Penulis: Maryadi
MABMonline.org, Sambas–Dunia sudah gelap dan Jangkrik mulai bersuara. Dari kejauhan terdengar sayup-sayup Azan malam berkumandang yang menandakan waktunya sholat Isya. Terlihat beberapa orang menuju tempat ibadah dengan jubah putih berkopiah. Di sisi lain beberapa penduduk tampak sedang beristirahat dan adapula yang duduk bersantai di serambi rumahnya. Hal ini merupakan pemandangan lazim yang saya lihat saat menyambangi rumah seorang tokoh yang akrab dengan seruling Melayu di Dusun Sungai Gutung Barat. Tokoh itu Jamiri namanya. Dari jembatan menuju rumahnya terlihat dari luar kaca depan, Jamiri sedang duduk di ruang tamu. Jamiri terlihat kurus dengan kain sarung petak dan kemeja putih yang dikenakannya. Lelaki paruh baya ini sangat ramah menyambut kedatangan saya. Meskipun, katanya ia baru saja mandi setelah bekerja berat di ladang.
Terangnya cahaya lampu putih menghiasi ruang tamu rumah Jamiri. Saya pun mengucapkan salam dan menceritakan hajat untuk meminta keterangan darinya perihal kesenian seruling yang pernah dibinanya.

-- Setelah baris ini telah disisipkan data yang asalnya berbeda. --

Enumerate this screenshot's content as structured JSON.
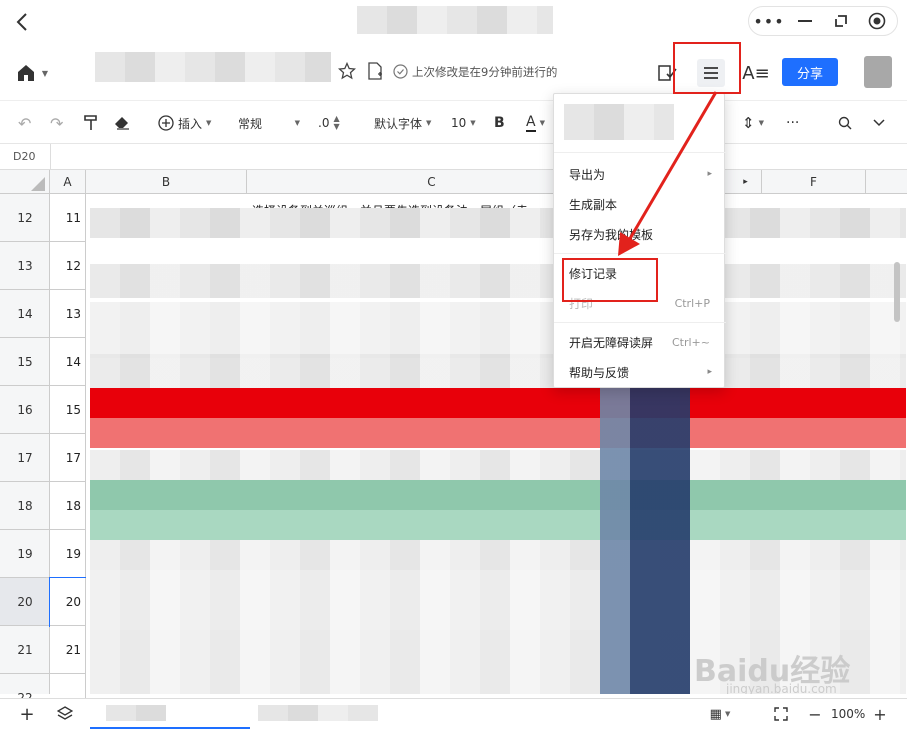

Raut muka Jamiri tampak senang ketika saya bertanya tentang kesenian seruling di Kampung Sungai Guntung Barat. Lelaki tua ini menceritakan bagaimana awalnya kesenian seruling ini muncul di Sambas.
“Sebenarnya kesenian ini telah ada sebelum kami lahir,” jawab Jamiri.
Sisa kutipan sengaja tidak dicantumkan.